Cash Cash stake their claim with ‘Blood, Sweat, & 3 Years’ [Album Review]CashCash JabariJacobs MainPhoto

Cash Cash stake their claim with ‘Blood, Sweat, & 3 Years’ [Album Review]

Five years ago Jean Paul Makhlouf, Alex Makhlouf, Samuel Frisch were just three Cobra Starship wannabes from New Jersey doing regional Hot Topic in-stores and burning legal notices concerning their troublingly un-trademarked moniker ‘The Consequence.’ An off the cuff name change—“Everyone was after our cash, and we didn’t have any yet.”—and a breakout hit later, the trio are poised to dominate EDM markets for the foreseeable future. 

Blood, Sweat, & 3 Years is the trio’s fourth studio album, but the first to follow their deft sonic pivot into EDM territory. In a largely single-dominated market where an EP can seem egregious, Cash Cash have stunned with a 16 track LP. Perhaps more shockingly, it’s all really good. 

It’s so easy to see how Cash Cash have amassed a staunch cult following in the titular three years since the Bebe Rexha featuring “Take Me Home” shot off. Their pop production bona fides are undeniable. Credits include Icona Pop, Bruno Mars, and Katy Perry releases. Unlike those artists though, the trio doesn’t suffer from the production shuffle that can leave greater gaps between the good and the bad on a record. Instead, Cash Cash have delivered a quality pop music release on which any song could be a confetti-drenched closer. 

Quality collaborators include “Fitz” of nostalgia fetishizing indie rockers Fitz & the Tantrums, Christina Perri, and even John Rzeznik of Goo Goo Dolls fame. It’s near impossible to imagine any kind of effort from such a stacked line up as a tough pill to swallow — especially when coated in the saccharine EDM dancepop the trio have perfected. 

Of course, there are a few weak spots. Once you’ve heard Country Grammar, for example, it would be hard to stomach Nelly’s cringeworthy turn on “Millionaire.” It’s a whitewashing of the rapper’s sometimes gritty and often wryly wrought vocal style, complete with a gang of bland voices sing-saying the hook–pure Coke commercial fodder. “Devil” feels similarly hollow with a sanitized inauthenticity despite verses from the inimitable Busta Rhymes and flat-Earth truther B.o.B.

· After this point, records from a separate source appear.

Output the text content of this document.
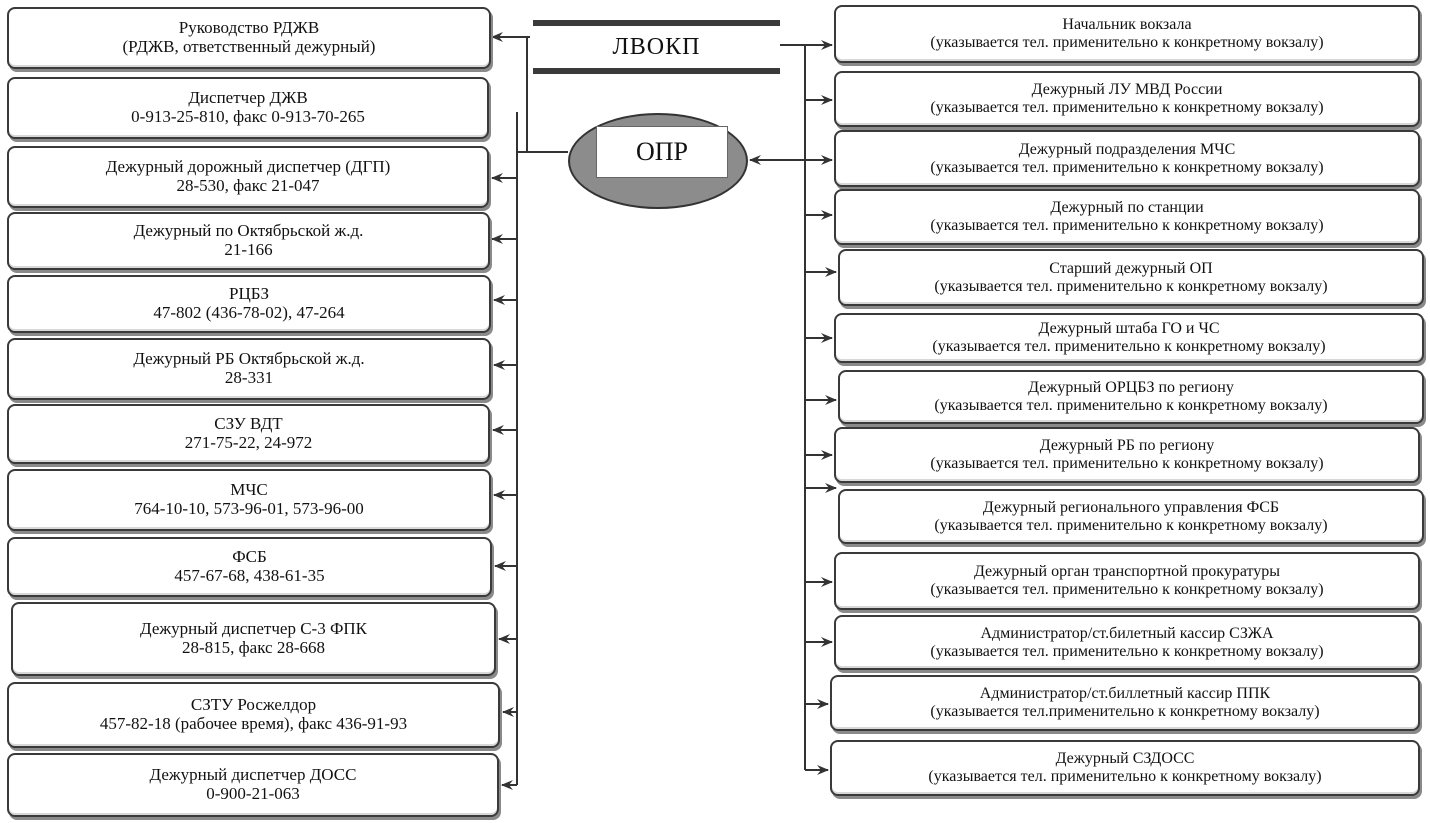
ЛВОКП
ОПР
Руководство РДЖВ
(РДЖВ, ответственный дежурный)
Диспетчер ДЖВ
0-913-25-810, факс 0-913-70-265
Дежурный дорожный диспетчер (ДГП)
28-530, факс 21-047
Дежурный по Октябрьской ж.д.
21-166
РЦБЗ
47-802 (436-78-02), 47-264
Дежурный РБ Октябрьской ж.д.
28-331
СЗУ ВДТ
271-75-22, 24-972
МЧС
764-10-10, 573-96-01, 573-96-00
ФСБ
457-67-68, 438-61-35
Дежурный диспетчер С-3 ФПК
28-815, факс 28-668
СЗТУ Росжелдор
457-82-18 (рабочее время), факс 436-91-93
Дежурный диспетчер ДОСС
0-900-21-063
Начальник вокзала
(указывается тел. применительно к конкретному вокзалу)
Дежурный ЛУ МВД России
(указывается тел. применительно к конкретному вокзалу)
Дежурный подразделения МЧС
(указывается тел. применительно к конкретному вокзалу)
Дежурный по станции
(указывается тел. применительно к конкретному вокзалу)
Старший дежурный ОП
(указывается тел. применительно к конкретному вокзалу)
Дежурный штаба ГО и ЧС
(указывается тел. применительно к конкретному вокзалу)
Дежурный ОРЦБЗ по региону
(указывается тел. применительно к конкретному вокзалу)
Дежурный РБ по региону
(указывается тел. применительно к конкретному вокзалу)
Дежурный регионального управления ФСБ
(указывается тел. применительно к конкретному вокзалу)
Дежурный орган транспортной прокуратуры
(указывается тел. применительно к конкретному вокзалу)
Администратор/ст.билетный кассир СЗЖА
(указывается тел. применительно к конкретному вокзалу)
Администратор/ст.биллетный кассир ППК
(указывается тел.применительно к конкретному вокзалу)
Дежурный СЗДОСС
(указывается тел. применительно к конкретному вокзалу)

“The Gun” featuring Trinidad James, Dev, & vine-celeb-cum-next-Sam-Smith Chrish is a more genuine crossover. The features light up the song with tongue in cheek lyricism and hushed production that smacks of mid-2000s hip hop. Bada Boom and Escarole, a pair of big room numbers, defy the sentimental formula that pervades the rest of the album. Either of these tracks might be at home as a Spinnin’ release or peak hours choice by a nimble Dutchman at any club in the Hakkasan franchise. 

In many places, the trio’s history as a “real” band is on full display. The song arrangement and staccato synth melody in the Christina Perri featuring “Hero” has a Roland Juno-esque analog warmth and an organic rhythmic variety. Similarly, mixing and mastering efforts on Rzeznik’s rich vocal stems in “Lightning” suggest an attention to detail—audible vocal fry!—missing from most radio ready EDM like Rihanna’s inhumanly thin and choppily looped “This Is What You Came For” hook. 

Even songs that seem disparate in places (“Bada Boom” and the cool R&B on “Sweat” are second cousins at best) are firmly strung together with a sedative thread of pop music production.

Did the album have to contain all 16 tracks? Baldly, no. But even the record’s few weak tracks are, at worst, remixable. All in all, it’s a valiant and entirely commendable effort deserving of the likely endless airplay and festival support it will receive all summer long. 

Dont Miss: The sublimely subdued “Sweat,” nuanced piano banger “How to Love,” the lovable oddity that is “The Gun,” future festival staple “Aftershock”

Blood, Sweat, & 3 Years is out now via Big Beat Records.